The kind of freed up cash that makes a potential run at Ramirez in free agency a possibility for GM Ned Colletti. Andruw Jones is due $15 million next season and then his disastrous two-year, $36.2 million contract is off the books and Colletti can again sleep restfully without waking up due to nightmares of Jones famed 0-for-4 with four strikeouts "sombrero" game that he seems to have cornered the baseball market in. Also off the books in ’09 are Jason Schmidt ($12 million in 2009) and his junk right arm.
But wait there’s more. Off the books as of right now are Derek Lowe ($10 million), Rafael Furcal ($13 million), Greg Maddux ($10 million), Jeff Kent ($9 million). Nomar Garciaparra ($8.5 million), and both Brad Penny ($8.75 million) and Angel Berroa ($5.5 million) if their 2009 options are declined. So that means the Dodgers could have more than $50 million cleared off their books this season and another nearly $30 million off their books following the 2009 season.
There’s a lot of hue and cry that the Dodgers have backed themselves into a corner and couldn’t possibly afford Manny given their cash-strapped situation, but a closer look seems to indicate that the Dodgers might have some loot at their disposal if they decided to keep Mannywood going.
*There was a groundswell of support to push up Jon Lester for Game 6 and give a faltering Josh Beckett another day of rest to pitch Game 7 – okay it wasn’t a groundswell but there were plenty of rabble-rousers out there pushing this theory – but anybody that knows anything about the Sox knew this wasn’t going to happen. Not only is it their organizational philosophy to shy away from altering their rotation due to playoff circumstances, but Lester has thrown a combined 230 innings in the regular season and postseason. That’s right…230 innings for the 24-year-old left with the Golden Future.

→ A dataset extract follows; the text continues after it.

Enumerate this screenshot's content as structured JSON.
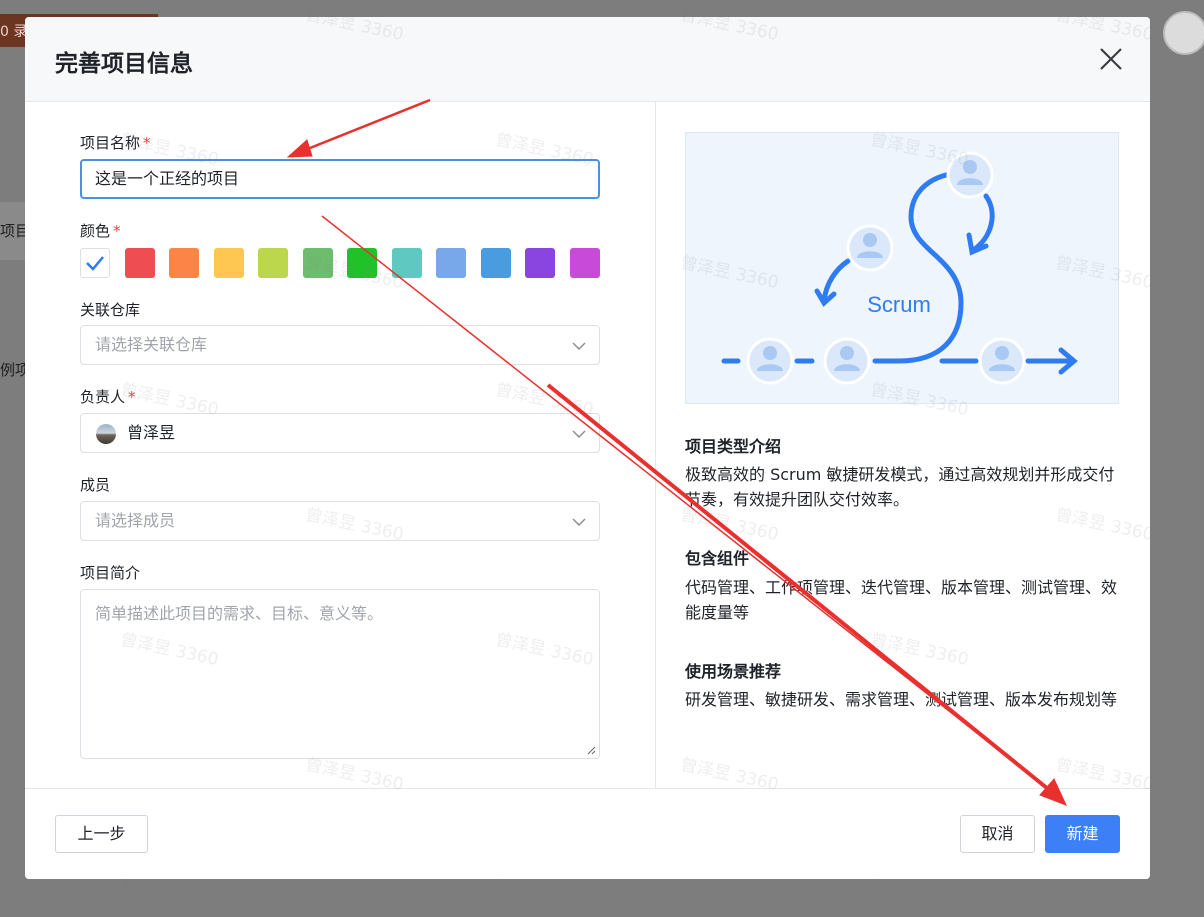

The most he had ever pitched previously was 162 2/3 innings last season between the minors and majors (which also counts his 9 1/3 innings pitched in the postseason), and to these eyes he started to show some signs of fatigue in that Game 3 start at Fenway. Why rush to give a potentially fatigued pitcher regular rest when you can give him an extra day and maybe squeeze one more dominant Lester-type start in Game 7. Either way, Beckett has to at least pitch well in one of these final two games for the Sox to have even a sniff of another World Series berth.